In the life of every knitter there comes a time, a time when the future is dark, and the past looks pretty much the same. A time when even the most inviting and happy knitting goes unphotographed because IT WON'T BLOODY QUIT RAINING! so, i have almost 6 repeats on my lacevember scarf, and i made a sock for an art project (it's not cheating to knit as representational art is it?) but every day the sky is the same shade of rainy winter grey and it only varies in the darkness represented.

School and work also have the audacity to require my presence during all my waking daylight (if you could call it that) hours. I still knit, but my camera is idle. I am sorry for you oh, nearly silent masses (you are out there right?) who wait breathlessly for my every progress picture. and for your patientce, I will use the dreaded flash. Which actually treats the lace pretty well,scarf rhymes with barf, technicolor barf. this better look better when i have blocked the living daylights out of it.
here is the artsy fartsy, sock. i hate to be rude, but i don't like art that is assigned. My first semester, we were asked to do somthing artistic having to do with a book we read. the whole freshman class read the book, and if we submitted the art project to a contest we would meet the book author. I loved the book, but I don't think i am great at representational art. So i did an embroidered thing, and my embroidry kinda sucks, but it's cool. So this thing is obviously the only needlecraft in the contest so I was a winner, not the only winner, there was a ton of us, and I got to meet the author of this book, Gerda Weismann Klein. she is a lovely lady and a survivor of the holocaust. and I am technically a published artist, because a black & white (does not do it justice) photo was printed in the college's english journal thingy.

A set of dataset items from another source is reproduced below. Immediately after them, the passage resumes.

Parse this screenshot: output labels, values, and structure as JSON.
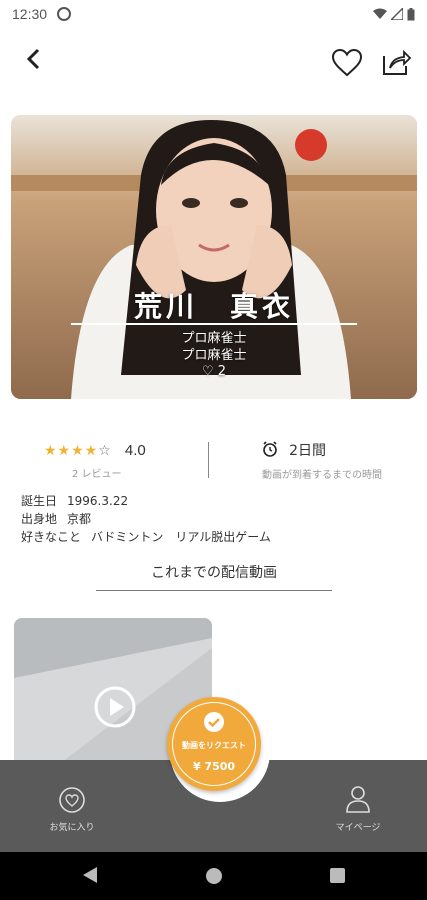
{
  "status_bar": {
    "time": "12:30"
  },
  "profile_header": {
    "name": "荒川　真衣",
    "title_1": "プロ麻雀士",
    "title_2": "プロ麻雀士",
    "like_count": "2"
  },
  "rating": {
    "stars": "★★★★",
    "empty_star": "☆",
    "value": "4.0",
    "reviews_label": "2 レビュー"
  },
  "delivery": {
    "value": "2日間",
    "label": "動画が到着するまでの時間"
  },
  "profile_info": {
    "birthday_label": "誕生日",
    "birthday_value": "1996.3.22",
    "hometown_label": "出身地",
    "hometown_value": "京都",
    "likes_label": "好きなこと",
    "likes_value": "バドミントン　リアル脱出ゲーム"
  },
  "videos_section": {
    "title": "これまでの配信動画"
  },
  "request_button": {
    "label": "動画をリクエスト",
    "price": "¥ 7500",
    "color": "#f2a93b"
  },
  "bottom_nav": {
    "favorites_label": "お気に入り",
    "mypage_label": "マイページ"
  }
}
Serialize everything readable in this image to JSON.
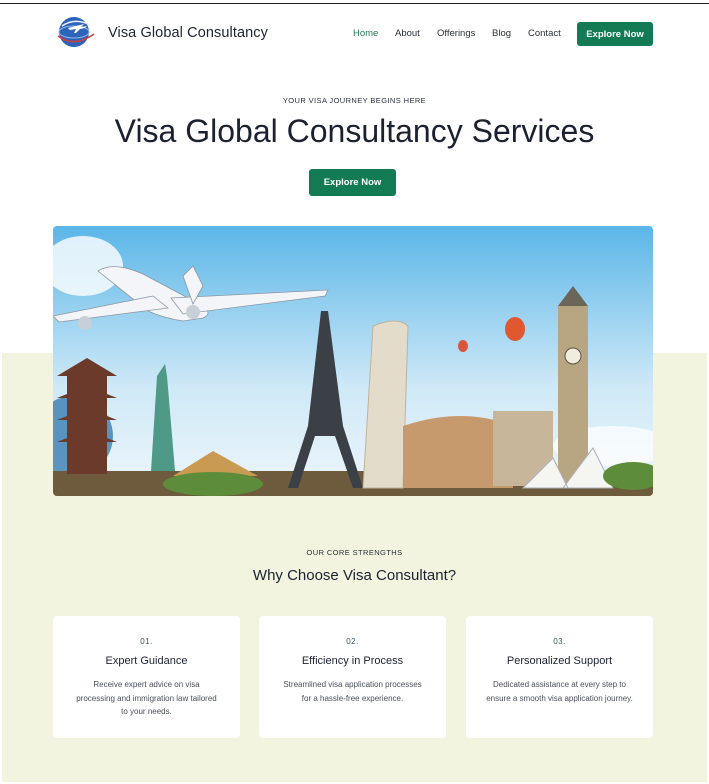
{
  "header": {
    "brand": "Visa Global Consultancy",
    "nav": [
      "Home",
      "About",
      "Offerings",
      "Blog",
      "Contact"
    ],
    "cta_label": "Explore Now"
  },
  "hero": {
    "eyebrow": "YOUR VISA JOURNEY BEGINS HERE",
    "title": "Visa Global Consultancy Services",
    "cta_label": "Explore Now"
  },
  "strengths": {
    "eyebrow": "OUR CORE STRENGTHS",
    "title": "Why Choose Visa Consultant?",
    "cards": [
      {
        "num": "01.",
        "title": "Expert Guidance",
        "desc": "Receive expert advice on visa processing and immigration law tailored to your needs."
      },
      {
        "num": "02.",
        "title": "Efficiency in Process",
        "desc": "Streamlined visa application processes for a hassle-free experience."
      },
      {
        "num": "03.",
        "title": "Personalized Support",
        "desc": "Dedicated assistance at every step to ensure a smooth visa application journey."
      }
    ]
  },
  "colors": {
    "accent": "#127b54",
    "band": "#f2f4df"
  }
}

But, i don't think the peice I did was all that great, or that I really deserved to win the contest, or to get a grade on this project. I use needlework and handcraft to amuse my little ADHD brain (LOOK A SQUIRRLL! there is somthing so funny about that phrase, say it and people will laugh) but the everyday people see the things we knitters and artsy fartsy people make and they see somthing extrodinary. Just like I see a poem or a well played song to be a thing worth admiring. Even if those poets just scribbled the words down on a peice of kleenex while they went through their day.